Circle - Introduction 
In ancient times the circle, due to its perfect symmetrical properties, was believed to be divine.
So not only was it symbol for the sun, but all the planets had to move around the Earth in circular movements as well.
As this did not match observations, tricky adaptations of combined circular movements were constructed. It was Kepler who proposed the concept of elliptic planet movements.
A circle is a FLAT, ROUND FORM, it has NO BEGINNING and NO END, it has a CENTER, it looks very SYMMETRICAL.
Additionally a circle is relatively ABSTRACT, we do not find perfect circles in nature, but close approximations.
The full moon appears as a really nice circle.
If we cut a pineapple in the middle, its center looks like a circle.
Crop circles (believed by some to be produced by Aliens) are sometimes very good circular approximations.

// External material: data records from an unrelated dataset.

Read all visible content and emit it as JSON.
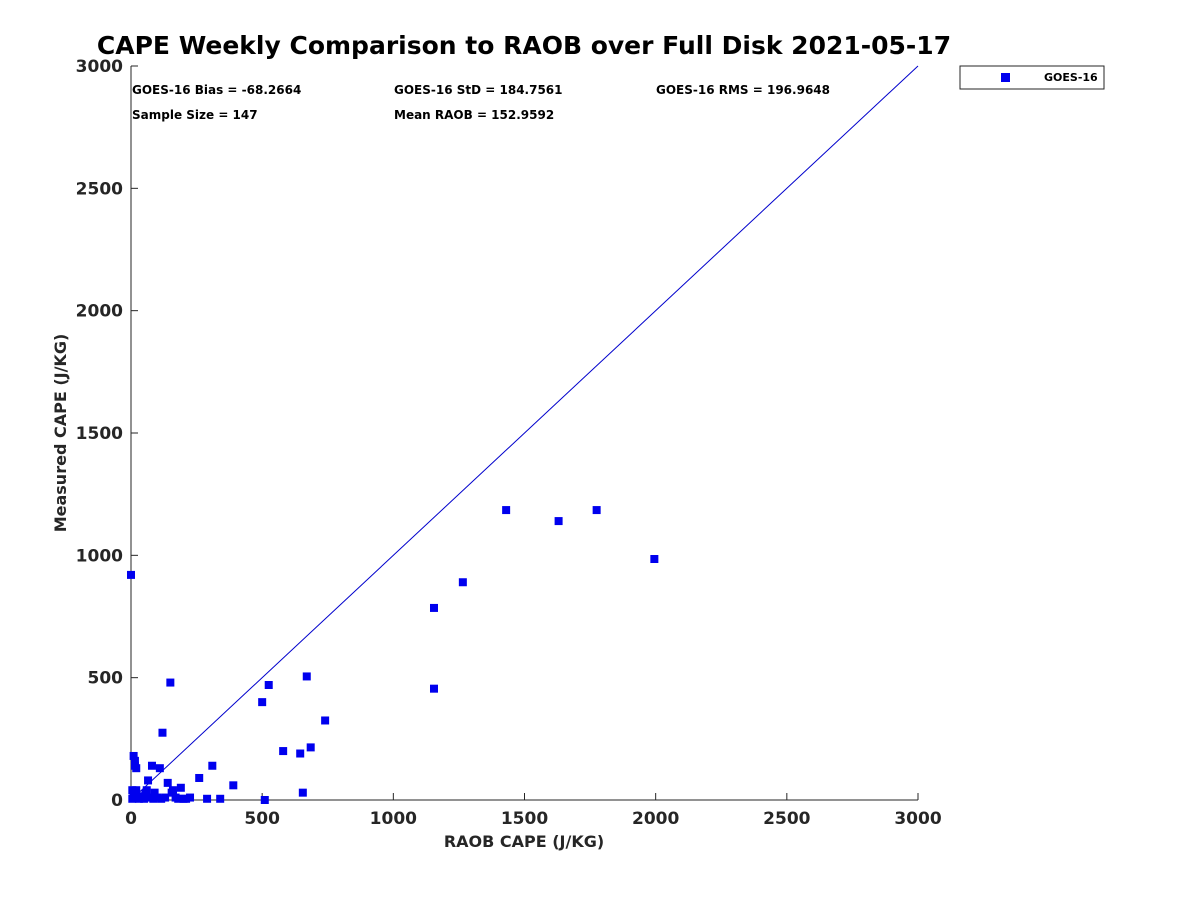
{
  "chart_data": {
    "type": "scatter",
    "title": "CAPE Weekly Comparison to RAOB over Full Disk 2021-05-17",
    "xlabel": "RAOB CAPE (J/KG)",
    "ylabel": "Measured CAPE (J/KG)",
    "xlim": [
      0,
      3000
    ],
    "ylim": [
      0,
      3000
    ],
    "xticks": [
      0,
      500,
      1000,
      1500,
      2000,
      2500,
      3000
    ],
    "yticks": [
      0,
      500,
      1000,
      1500,
      2000,
      2500,
      3000
    ],
    "grid": false,
    "legend_position": "outside-top-right",
    "reference_line": {
      "label": "1:1",
      "x": [
        0,
        3000
      ],
      "y": [
        0,
        3000
      ],
      "color": "#0000cc"
    },
    "stats": [
      "GOES-16 Bias = -68.2664",
      "GOES-16 StD = 184.7561",
      "GOES-16 RMS = 196.9648",
      "Sample Size = 147",
      "Mean RAOB = 152.9592"
    ],
    "series": [
      {
        "name": "GOES-16",
        "color": "#0000ee",
        "marker": "square",
        "points": [
          [
            0,
            920
          ],
          [
            10,
            180
          ],
          [
            15,
            160
          ],
          [
            15,
            140
          ],
          [
            20,
            130
          ],
          [
            5,
            40
          ],
          [
            20,
            40
          ],
          [
            10,
            20
          ],
          [
            25,
            10
          ],
          [
            30,
            5
          ],
          [
            5,
            5
          ],
          [
            40,
            15
          ],
          [
            50,
            5
          ],
          [
            55,
            25
          ],
          [
            60,
            40
          ],
          [
            65,
            80
          ],
          [
            70,
            10
          ],
          [
            80,
            140
          ],
          [
            85,
            5
          ],
          [
            90,
            30
          ],
          [
            100,
            10
          ],
          [
            110,
            130
          ],
          [
            115,
            5
          ],
          [
            120,
            275
          ],
          [
            130,
            10
          ],
          [
            140,
            70
          ],
          [
            150,
            480
          ],
          [
            155,
            30
          ],
          [
            160,
            40
          ],
          [
            170,
            10
          ],
          [
            180,
            5
          ],
          [
            190,
            50
          ],
          [
            200,
            5
          ],
          [
            210,
            5
          ],
          [
            225,
            10
          ],
          [
            260,
            90
          ],
          [
            290,
            5
          ],
          [
            310,
            140
          ],
          [
            340,
            5
          ],
          [
            390,
            60
          ],
          [
            500,
            400
          ],
          [
            510,
            0
          ],
          [
            525,
            470
          ],
          [
            580,
            200
          ],
          [
            645,
            190
          ],
          [
            655,
            30
          ],
          [
            670,
            505
          ],
          [
            685,
            215
          ],
          [
            740,
            325
          ],
          [
            1155,
            785
          ],
          [
            1155,
            455
          ],
          [
            1265,
            890
          ],
          [
            1430,
            1185
          ],
          [
            1630,
            1140
          ],
          [
            1775,
            1185
          ],
          [
            1995,
            985
          ]
        ]
      }
    ]
  }
}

Hold a small tree, stretch your arm, and walk around the tree. When you reach the starting point again, you have just constructed a circle.
We have found the basic property of circles here: At any position on the circle, our distance to the centre point (in our case: the tree) is the same.
Other constructional possibilities are a horizontal cut of a cone or the straight projection of a sphere.
In the mathematical language we formulate our observations like this: A circle is a two-dimensional geometrical form, whose points all have a constant distance from a common center point.
There are two very important technical aspects:
- Circles provide the largest area in relation to their periphery
- Forms with circular cross section (e.g. cylinders) provide the best possible stability against certain forces (pressure and torque)
- Ellipse: A circle can also be regarded as a special form of ellipse with coincidental focal points.
- Sphere: A sphere can be regarded as a three dimensional (rotating) circle.
- Straight line: Contradictory as it may sound, a straight line can be regarded as a circle with infinite radius. Very strange property of this straight circle – it has an infinite number of central points in infinity.
Try to draw a couple of circles free-handed. Calligraphers have perfected this technique and draw extremely exact circles.
As you may note there is not a single formula in this article - consciously:
We first have to transport concepts and make them comprehensible before we can start introducing formalistic languages.
A linguistic mathematical description is given (s. above), but abstract formulas are avoided to reduce fear of contact.
Math is by far not the only way to scientifically look at phenomena, as was shown here.
Besides, there should be the greatest possible variety of directions to develop knowledge by a network of links for each aspect.